L'intérêt de telles considérations est de montrer que ce qui paraît si lointain, si éloigné de nous par la tristesse étrange du monde moderne, est en même temps fort proche. Non seulement nos villes et nos livres sont pleins de témoignages de la vérité justement orientée mais encore, au cœur de chacun, pour peu qu'il n'eût point été gagné par le nihilisme, demeure quelque ressouvenance et quelque pressentiment d'un élan chevaleresque. « Il est au vrai deux sortes de chevaleries, écrit l'auteur, la terrestre et la célestielle, la chevalerie selon Lancelot et la chevalerie selon Galaad, – l'ancienne et la nouvelle, comme il y a selon Saint-Paul le vieil homme et l'homme nouveau.
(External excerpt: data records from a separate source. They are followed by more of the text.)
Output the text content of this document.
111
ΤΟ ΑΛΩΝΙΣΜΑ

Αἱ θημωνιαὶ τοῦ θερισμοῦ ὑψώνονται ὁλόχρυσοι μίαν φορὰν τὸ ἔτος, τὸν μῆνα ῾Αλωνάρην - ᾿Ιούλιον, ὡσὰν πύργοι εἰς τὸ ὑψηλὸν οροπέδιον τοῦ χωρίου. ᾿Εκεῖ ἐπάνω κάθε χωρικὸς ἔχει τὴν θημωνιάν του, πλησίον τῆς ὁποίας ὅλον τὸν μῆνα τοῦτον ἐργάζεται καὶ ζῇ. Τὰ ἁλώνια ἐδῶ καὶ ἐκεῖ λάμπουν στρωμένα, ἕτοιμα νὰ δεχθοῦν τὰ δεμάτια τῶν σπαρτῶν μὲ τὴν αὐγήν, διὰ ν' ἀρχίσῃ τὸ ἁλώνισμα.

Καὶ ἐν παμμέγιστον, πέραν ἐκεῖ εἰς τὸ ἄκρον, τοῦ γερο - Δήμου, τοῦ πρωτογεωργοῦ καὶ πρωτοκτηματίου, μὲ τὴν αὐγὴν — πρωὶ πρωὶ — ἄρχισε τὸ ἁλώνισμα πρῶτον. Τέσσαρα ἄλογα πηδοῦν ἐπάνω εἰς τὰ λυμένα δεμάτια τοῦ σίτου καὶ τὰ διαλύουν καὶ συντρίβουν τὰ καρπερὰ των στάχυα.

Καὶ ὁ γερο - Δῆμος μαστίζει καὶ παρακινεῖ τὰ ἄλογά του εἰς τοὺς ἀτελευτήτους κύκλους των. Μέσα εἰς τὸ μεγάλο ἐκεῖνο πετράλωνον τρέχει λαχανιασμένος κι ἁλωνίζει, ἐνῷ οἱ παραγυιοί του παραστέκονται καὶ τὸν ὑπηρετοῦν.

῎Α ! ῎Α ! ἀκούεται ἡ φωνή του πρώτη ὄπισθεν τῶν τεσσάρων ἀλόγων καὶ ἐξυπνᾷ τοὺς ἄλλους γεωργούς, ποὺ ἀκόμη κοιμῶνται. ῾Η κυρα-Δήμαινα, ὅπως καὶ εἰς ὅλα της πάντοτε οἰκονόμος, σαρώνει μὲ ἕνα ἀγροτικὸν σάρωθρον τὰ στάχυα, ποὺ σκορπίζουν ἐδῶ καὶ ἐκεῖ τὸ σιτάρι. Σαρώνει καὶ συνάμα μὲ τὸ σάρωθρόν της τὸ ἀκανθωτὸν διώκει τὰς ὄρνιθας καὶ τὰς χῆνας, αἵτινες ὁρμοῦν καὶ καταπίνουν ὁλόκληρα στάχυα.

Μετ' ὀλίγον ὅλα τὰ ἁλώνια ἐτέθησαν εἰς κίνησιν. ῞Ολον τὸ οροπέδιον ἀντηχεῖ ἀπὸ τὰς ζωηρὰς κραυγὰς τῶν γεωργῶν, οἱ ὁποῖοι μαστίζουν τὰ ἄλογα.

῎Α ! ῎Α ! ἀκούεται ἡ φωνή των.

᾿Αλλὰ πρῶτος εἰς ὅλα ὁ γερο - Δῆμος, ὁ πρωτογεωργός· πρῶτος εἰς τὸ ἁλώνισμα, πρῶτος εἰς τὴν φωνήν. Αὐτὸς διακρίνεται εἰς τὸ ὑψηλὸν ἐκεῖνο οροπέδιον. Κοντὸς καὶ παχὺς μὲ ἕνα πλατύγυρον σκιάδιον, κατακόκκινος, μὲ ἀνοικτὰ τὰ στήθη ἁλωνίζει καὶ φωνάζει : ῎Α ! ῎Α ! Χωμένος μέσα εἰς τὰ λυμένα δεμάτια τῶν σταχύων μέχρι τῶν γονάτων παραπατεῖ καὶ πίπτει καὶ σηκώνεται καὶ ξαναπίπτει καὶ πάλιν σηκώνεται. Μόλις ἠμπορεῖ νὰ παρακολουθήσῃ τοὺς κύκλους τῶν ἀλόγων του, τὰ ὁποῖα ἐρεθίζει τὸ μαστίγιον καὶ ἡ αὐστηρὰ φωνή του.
L'ancienne est la chevalerie de naissance et de caste ; elle n'est que la préfiguration charnelle de l'autre, la spirituelle, où tout prend sens et figure véritables [...]. C'est encore la leçon très-oubliée du symbolisme : le sens obvie, banal, technique peut avoir raison, il aura toujours moins raison dans son ordre subalterne que le sens profond, secret, "poétique" si l'on veut, prophétique à coup sûr, qui replace chaque chose particulière dans sa juste perspective, apprend à voir en elle un hiéroglyphe de l'invisible et à déchiffrer l'univers comme un blason de Dieu ».
L'ouvrage donne au chercheur épris de l'art du déchiffrement (qui se distingue du banal dénombrement, comme l'interprétation se distingue de l'explication) des éléments premiers et primordiaux. Notre temps n'est que trop enclin au délire d'interprétation. Il importe désormais de se reporter à l'essentiel. Les plus vastes champs du savoir ne valent que s'ils s'ordonnent et désignent un centre, qui est la Sapience. Le style vient servir la Sapience en donnant à la pensée l'élégance et la précision qui font de la quête de la Vérité une aventure digne d'être vécue. De toutes les aventures humaines, la chevalerie spirituelle est celle qui donne avec le plus d'exactitude au mot orientation sa signification aurorale et libératrice. L'ouvrage s'adresse ainsi au premier titre à celui qui s'interroge sur le sens du passage entre l'histoire et la Légende.
Toute vie prédestinée fleurit dans la Légende. Sa corolle d'or s'épanouit dans le supra-sensible. « Saint Bernard, écrit Philippe Barthelet, a quitté l'histoire pour le conte, quand le conte est devenu le refuge de toute sainteté opérative et médiatrice dans l'ordre temporel. La légende bernardine – legenda, ce qui doit être recueilli, et lu – a refleuri bientôt dans la Quête du Graal, dont l'auteur anonyme a fait de Galaad le double poétique de l'abbé de Clairvaux, au point que tout le roman peur se lire comme une nouvelle Vita Bernardini dépouillée des contingences de la biographie : non pas recomposition délibérée après coup sous le déguisement de la littérature, ce qui eût permis tout juste de produire un très-piteux roman ; mais infaillible coïncidence de l'allégorie et de l'histoire dans l'unique réalité du symbole ».